As the gig economy expands and job hopping rises, talent retention is one of the major challenges facing CHROs today. More than three million U.S. workers quit their jobs each month. And 68% of workers have left a job within the first six months, according to a BambooHR survey.

AI can give CHROs an advantage in keeping talent in the fold. Surveys gather useful data on employee engagement, but algorithms can go beyond what workers say to uncover what they feel through sentiment analysis software like Glint and TINYPulse, which crunch feedback to discern core themes and feelings not expressed in surveys.

For CHROs, technology like this shows that the future of AI means more than just automating mundane human resources tasks. It means enriching the employee experience to keep the best talent fulfilled and on board with the company’s mission, including freelancers and future hires.

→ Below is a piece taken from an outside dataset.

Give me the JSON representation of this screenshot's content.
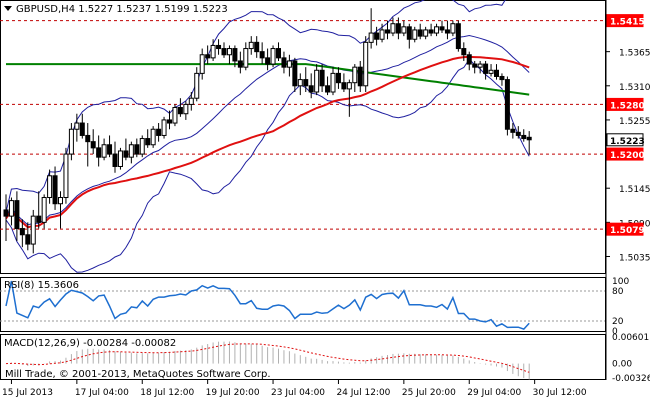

“It all centers around aligning your talent strategy with your business strategy,” Hendrickson says. “CHROs need to unify all of these different groups: our internal employees, the future people we want to hire, and the contract labor force that can help us shore up gaps on teams to help drive the company's business.”

Cole sees the biggest challenge for tomorrow’s CHROs as keeping themselves as adaptable and open to learning.

“The most important thing that CHROs have to be is agile,” she says. “They have to be committed to continuous learning because things change very quickly. What AI can do today is going to be very different than what it can do in 18 months because it’s moving that rapidly.”